Township says 9/11 project will be complete by September; it will be tight

Partial property of local church purchased for 9/11 project.

Ground Zero, New York City

Across the country, more than 1,200 Sept. 11, 2001, memorials exist. This is according to the National September 11 Memorial Museum in New York City. Park benches, gardens, greenhouses and so many more sites are dubbed as areas for people to reflect and remember the nearly 3,000 lives lost on that tragic day.

Harrison Township is in the process of creating its own memorial, one soon to be located on a portion of 18 S. Main St. : the corner of the Mullica Hill Baptist Church property.

The township recently purchased the parking lot and a grassy area of the church’s property in preparation of building the memorial. This area was purchased from the church for approximately $40,500 and bids for construction are going out this week, township administrator Mark Gravinese said. The cost of the project is not yet available; however, funds for the project were set aside in the 2017 municipal budget and due to several factors, including uncertainty of the project’s location, the funds were carried over into the 2018 budget.

Blueprint of project

The project, which has been in the works for nearly five years, was presented to the township by former deputy mayor and current commander at the American Legion Post 452, Dennis Clowney.

With overwhelming support, the township set up a Harrison Township World Trade Center Artifact Retrieval Team and secured multiple artifacts from each crash site.
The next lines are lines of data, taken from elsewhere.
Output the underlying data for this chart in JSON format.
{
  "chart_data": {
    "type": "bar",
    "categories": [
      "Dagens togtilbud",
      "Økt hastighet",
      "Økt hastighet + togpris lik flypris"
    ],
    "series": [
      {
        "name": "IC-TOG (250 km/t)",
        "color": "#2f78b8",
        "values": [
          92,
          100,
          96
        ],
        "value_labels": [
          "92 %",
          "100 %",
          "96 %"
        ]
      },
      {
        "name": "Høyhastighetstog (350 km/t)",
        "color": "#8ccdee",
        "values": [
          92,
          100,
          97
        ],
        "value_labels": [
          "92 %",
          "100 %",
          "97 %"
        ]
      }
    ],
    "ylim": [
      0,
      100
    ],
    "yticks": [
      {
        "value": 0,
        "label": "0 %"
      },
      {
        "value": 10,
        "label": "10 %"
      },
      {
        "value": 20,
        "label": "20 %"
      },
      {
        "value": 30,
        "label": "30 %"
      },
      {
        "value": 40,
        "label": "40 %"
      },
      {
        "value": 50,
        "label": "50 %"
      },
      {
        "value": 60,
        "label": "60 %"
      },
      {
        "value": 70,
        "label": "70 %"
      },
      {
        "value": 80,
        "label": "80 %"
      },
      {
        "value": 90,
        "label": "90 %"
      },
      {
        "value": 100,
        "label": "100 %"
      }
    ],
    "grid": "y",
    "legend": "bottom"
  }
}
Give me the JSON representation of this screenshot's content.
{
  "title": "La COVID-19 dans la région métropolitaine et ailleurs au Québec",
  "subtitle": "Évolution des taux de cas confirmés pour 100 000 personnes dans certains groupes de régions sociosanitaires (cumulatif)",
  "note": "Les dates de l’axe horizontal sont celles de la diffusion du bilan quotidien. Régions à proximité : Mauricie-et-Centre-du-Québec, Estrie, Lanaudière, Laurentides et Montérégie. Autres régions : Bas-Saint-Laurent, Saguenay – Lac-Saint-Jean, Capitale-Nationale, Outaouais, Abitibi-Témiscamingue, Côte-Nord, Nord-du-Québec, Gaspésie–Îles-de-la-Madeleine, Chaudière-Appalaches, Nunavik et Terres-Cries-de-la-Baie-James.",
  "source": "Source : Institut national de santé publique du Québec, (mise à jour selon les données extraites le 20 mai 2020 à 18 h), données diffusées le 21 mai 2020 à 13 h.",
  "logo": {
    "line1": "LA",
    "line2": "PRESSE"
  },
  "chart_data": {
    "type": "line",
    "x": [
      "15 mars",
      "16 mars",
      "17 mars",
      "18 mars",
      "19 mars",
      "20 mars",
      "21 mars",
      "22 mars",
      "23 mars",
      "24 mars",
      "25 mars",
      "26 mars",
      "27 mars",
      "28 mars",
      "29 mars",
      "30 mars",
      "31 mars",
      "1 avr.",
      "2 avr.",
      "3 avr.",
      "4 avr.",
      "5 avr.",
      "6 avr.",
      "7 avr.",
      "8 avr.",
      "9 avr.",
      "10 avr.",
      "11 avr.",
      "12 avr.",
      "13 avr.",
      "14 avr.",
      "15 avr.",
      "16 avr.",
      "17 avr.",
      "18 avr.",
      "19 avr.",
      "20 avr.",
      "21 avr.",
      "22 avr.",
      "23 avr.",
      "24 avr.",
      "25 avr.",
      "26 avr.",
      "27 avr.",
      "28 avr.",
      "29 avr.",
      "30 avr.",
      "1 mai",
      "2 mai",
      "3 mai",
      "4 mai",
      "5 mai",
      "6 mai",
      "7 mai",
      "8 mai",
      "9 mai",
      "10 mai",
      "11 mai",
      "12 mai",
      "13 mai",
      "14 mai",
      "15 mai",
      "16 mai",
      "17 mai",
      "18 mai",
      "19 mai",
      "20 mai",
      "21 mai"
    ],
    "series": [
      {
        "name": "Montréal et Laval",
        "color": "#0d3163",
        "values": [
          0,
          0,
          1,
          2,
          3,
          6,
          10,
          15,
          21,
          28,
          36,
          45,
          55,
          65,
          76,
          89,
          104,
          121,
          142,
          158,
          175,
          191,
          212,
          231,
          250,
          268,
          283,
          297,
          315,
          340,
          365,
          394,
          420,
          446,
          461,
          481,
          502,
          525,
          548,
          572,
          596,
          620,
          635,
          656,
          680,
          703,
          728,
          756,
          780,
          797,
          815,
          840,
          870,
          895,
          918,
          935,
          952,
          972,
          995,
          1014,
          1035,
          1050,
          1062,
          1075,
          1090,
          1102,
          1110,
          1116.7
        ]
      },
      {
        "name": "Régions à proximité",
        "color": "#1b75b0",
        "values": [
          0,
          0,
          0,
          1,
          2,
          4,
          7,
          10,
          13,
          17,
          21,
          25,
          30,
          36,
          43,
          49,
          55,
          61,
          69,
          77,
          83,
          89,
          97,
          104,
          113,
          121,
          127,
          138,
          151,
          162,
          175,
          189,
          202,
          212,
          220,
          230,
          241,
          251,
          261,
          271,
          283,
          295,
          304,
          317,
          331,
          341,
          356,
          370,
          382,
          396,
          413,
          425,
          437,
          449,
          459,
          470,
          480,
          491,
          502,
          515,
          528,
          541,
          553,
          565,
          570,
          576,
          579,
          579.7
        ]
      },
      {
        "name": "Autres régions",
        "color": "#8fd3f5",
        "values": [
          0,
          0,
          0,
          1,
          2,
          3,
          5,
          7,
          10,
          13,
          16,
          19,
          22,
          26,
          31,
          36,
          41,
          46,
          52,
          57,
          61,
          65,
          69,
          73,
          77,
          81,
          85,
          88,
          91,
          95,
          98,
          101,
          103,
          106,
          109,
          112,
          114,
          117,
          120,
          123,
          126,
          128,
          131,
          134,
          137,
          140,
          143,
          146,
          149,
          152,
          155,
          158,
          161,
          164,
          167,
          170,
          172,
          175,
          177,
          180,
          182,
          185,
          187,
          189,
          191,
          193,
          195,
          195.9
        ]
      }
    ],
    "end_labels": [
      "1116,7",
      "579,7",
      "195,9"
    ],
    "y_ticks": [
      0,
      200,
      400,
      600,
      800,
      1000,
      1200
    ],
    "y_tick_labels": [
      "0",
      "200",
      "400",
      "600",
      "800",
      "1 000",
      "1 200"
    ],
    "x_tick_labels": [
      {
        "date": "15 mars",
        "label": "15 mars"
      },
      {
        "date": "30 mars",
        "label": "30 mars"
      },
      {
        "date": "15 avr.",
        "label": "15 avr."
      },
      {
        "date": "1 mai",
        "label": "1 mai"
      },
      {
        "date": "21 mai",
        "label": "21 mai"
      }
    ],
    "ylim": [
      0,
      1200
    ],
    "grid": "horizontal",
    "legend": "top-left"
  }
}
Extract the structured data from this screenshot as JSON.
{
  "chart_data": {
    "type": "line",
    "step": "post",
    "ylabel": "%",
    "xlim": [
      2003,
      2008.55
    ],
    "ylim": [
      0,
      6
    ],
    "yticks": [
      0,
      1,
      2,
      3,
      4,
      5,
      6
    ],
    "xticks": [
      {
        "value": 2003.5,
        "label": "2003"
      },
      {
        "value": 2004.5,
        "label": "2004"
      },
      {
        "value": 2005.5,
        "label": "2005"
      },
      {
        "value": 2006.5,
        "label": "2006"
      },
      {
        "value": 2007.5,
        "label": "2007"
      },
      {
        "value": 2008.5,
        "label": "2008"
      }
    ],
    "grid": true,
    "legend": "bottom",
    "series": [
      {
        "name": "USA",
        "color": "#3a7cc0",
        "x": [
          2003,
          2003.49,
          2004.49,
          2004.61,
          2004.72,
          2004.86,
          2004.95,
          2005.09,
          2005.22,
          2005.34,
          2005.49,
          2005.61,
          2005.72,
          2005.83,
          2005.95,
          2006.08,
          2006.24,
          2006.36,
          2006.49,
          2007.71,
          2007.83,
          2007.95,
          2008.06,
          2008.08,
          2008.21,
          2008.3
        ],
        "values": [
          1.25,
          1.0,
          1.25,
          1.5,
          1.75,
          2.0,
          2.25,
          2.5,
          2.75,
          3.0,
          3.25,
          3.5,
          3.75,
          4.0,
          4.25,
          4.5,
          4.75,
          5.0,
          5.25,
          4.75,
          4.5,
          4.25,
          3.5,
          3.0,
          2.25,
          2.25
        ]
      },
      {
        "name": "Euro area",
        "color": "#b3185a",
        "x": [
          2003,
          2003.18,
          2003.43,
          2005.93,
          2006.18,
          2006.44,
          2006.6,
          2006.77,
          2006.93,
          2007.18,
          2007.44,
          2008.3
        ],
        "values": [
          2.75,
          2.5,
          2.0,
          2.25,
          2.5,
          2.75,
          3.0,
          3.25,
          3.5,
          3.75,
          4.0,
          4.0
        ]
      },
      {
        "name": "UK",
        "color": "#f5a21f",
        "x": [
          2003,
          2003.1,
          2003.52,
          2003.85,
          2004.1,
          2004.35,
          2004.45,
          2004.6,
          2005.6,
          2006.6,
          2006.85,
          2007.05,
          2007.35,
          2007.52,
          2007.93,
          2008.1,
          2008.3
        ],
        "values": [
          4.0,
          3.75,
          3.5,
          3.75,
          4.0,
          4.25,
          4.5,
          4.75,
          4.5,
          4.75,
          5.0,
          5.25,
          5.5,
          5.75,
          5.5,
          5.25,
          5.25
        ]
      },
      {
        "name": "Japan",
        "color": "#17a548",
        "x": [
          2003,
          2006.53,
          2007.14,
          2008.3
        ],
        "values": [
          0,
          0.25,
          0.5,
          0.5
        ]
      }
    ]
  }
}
The team included Gravinese, Clowney, Mayor Lou Manzo, Ron Walk and Dennis Chambers.

The township has been in possession of these artifacts since 2015. One is a piece of World Trade Center steel weighing approximately 2,000 pounds.

While the project has taken several years to get underway, at the township’s May business meeting, John Cantwell, the township engineer, assured the committee the memorial is moving forward.

Gravinese and Cantwell are optimistic about getting the project built before this coming September; however, Cantwell said, “It will be tight.”

The township plans to repave the church parking lot and implement a pathway to the memorial that will consist of a concrete ring 27 feet in diameter with two granite (or like material) towers atop a pachysandra ground cover in the center of a pentagon shape. Artifacts from all three sites — New York, Washington, D.C., and Shanksville, Pa. — will be included.

The township’s plan is for each artifact to face in the direction of its respective crash site.

More information will be provided once made available.